Radar State
Strays (2019)
Julie River
Josh Berwanger is easily one of the most underappreciated artists in music today. His first band to really catch traction was The Anniversary, an amazing band that put out two brilliant albums that could not possibly have sounded any less like each other. Their first album, Designing a Nervous Breakdown, was a synthpop/emo album, while the follow up, Your Majesty, was more of a Beatles-esque affair. Unfortunately, there were lots of rumors of discord in the band, and their live shows felt like the work of a group of people who really disliked being together. The band folded after two LPs, but Berwanger made off with The Anniversary’s rhythm section and created the alt-country band The Only Children, who released another two excellent albums to virtually no acclaim. After The Only Children, Berwanger went solo and became even more underappreciated and unnoticed than he was with either of his bands. So the formation of Radar State excited me because Berwanger, teamed with both of the lead singers from The Get Up Kids, was likely to finally get some of the attention he rightfully deserves.
Radar State equally splits its time between three frontmen: Jim Suptic and Matt Pryor from The Get Up Kids (the latter of which is credited for discovering Berwanger’s band, The Anniversary) and Josh Berwanger. Adam Phillips of The Architects, The Gadjits, Other Americans, and Brandon Phillips and the Condition rounds out the foursome on drums as the only non-singing member of the band. You might ask yourself, if both of the singers from The Get Up Kids are in this band, is it going to sound like a clone of The Get Up Kids? Well, not quite. Radar State don’t do many of the slow ballads that The Get Up Kids are famous for, but Radar State do sound an awful lot like the livelier and more energetic songs that The Get Up Kids do. Ultimately, I’d say the whole project sounds like a tribute to The Replacements, with the whole debut album, Strays, having that lighthearted, breezy pop-punk style that The Replacements made so famous. (Plus, we know that The Get Up Kids have a Replacements influence, as they once covered the Replacements’ b-side “Beer for Breakfast.”)

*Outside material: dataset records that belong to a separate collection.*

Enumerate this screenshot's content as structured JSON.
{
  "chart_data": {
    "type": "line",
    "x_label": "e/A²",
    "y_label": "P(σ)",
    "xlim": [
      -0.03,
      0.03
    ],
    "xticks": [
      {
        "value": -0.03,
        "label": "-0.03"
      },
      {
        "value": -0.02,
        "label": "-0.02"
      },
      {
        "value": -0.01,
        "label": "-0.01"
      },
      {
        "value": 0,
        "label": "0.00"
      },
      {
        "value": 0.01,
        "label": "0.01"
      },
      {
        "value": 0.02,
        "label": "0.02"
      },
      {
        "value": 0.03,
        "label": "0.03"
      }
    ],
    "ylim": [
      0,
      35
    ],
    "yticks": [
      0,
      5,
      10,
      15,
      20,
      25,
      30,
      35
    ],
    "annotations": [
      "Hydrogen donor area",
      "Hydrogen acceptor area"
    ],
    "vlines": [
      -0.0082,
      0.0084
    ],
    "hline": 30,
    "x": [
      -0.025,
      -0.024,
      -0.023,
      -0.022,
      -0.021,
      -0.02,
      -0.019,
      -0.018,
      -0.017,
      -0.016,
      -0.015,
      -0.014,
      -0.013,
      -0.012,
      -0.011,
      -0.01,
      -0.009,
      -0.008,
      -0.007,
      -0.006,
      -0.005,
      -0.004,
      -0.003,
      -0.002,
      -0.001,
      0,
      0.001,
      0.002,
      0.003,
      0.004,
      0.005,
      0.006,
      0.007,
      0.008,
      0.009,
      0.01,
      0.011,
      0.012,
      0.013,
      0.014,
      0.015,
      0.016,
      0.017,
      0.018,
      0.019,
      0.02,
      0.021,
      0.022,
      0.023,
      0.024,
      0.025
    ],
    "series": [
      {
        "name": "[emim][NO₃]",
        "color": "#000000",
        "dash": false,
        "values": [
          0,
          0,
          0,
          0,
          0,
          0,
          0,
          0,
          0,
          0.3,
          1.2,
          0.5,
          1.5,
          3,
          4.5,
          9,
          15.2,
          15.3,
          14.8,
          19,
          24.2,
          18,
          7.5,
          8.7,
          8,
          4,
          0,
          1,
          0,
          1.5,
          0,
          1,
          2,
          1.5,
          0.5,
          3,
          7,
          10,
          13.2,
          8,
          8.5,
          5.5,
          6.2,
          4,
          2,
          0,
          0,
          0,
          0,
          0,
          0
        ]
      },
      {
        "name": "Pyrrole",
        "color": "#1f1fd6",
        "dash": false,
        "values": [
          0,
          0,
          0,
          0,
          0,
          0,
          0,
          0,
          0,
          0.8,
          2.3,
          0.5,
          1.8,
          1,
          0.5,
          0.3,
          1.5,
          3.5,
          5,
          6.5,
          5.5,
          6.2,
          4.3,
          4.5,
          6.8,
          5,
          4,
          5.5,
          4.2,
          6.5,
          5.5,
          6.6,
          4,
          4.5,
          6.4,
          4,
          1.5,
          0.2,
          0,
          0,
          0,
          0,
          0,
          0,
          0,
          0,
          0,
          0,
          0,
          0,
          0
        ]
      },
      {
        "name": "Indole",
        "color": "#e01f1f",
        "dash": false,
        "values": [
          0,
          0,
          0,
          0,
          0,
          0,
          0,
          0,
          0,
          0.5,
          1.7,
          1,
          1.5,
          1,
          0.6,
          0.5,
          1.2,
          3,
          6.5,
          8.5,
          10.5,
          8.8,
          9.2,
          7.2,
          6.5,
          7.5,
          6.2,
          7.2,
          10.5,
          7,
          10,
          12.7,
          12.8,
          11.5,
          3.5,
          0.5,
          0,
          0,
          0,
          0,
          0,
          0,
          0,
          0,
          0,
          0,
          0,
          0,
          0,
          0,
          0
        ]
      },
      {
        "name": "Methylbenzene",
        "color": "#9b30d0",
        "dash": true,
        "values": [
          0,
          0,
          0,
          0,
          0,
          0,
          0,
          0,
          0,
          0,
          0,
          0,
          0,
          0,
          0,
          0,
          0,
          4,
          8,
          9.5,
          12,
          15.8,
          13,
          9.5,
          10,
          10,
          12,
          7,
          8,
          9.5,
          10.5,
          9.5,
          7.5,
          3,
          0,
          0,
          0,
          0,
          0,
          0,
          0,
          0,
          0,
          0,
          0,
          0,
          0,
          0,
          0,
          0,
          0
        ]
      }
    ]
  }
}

The album really bangs out a number of super catchy pop tunes like “Summer of Sundays,” “Damn the Man,” “Making Me Feel,” and “Artificial Love.” These are three songwriters with exceptional skills in writing great pop music, and this is an album that’s easily going to get stuck in your head. The only ballad is the final track, an excellent Berwanger number called “Play for the Game.” The only somewhat negative thing I have to say about the album is that Berwanger’s voice, which worked so well in his other two bands, is a bit of an acquired taste when mixed with this Replacements-style pop-punk. It took me a little while to get used to it on tracks like “Damn the Man,” but soon enough I moved past it and I was hooked. The worst of it comes on a Suptic song, “Making Me Feel,” where we learn that Berwanger should never serve as a backup singer, as he nearly ruins the catchiest song on the album with his off-kilter ooh-la-las in the background.
I’m going to catch hell from some people for focusing on Berwanger in this review, which is fair because Radar State really is a group effort put forth by three frontmen who put in equal work on the project. But I’ve written about Pryor and Suptic and The Get Up Kids a few times before and, while I loved their new EP last year and eagerly await their inevitable LP on Polyvinyl, on this release I’m most excited about Berwanger because of how underappreciated he’s been for all of his career. Still, I want to emphasize that this is a great album all around and a must-listen-to for all fans of all three singers. Strays is the reunion album we never got from The Replacements during the last time they got back together, channeled through three of emo’s greatest songwriters, and really the first great album of 2019.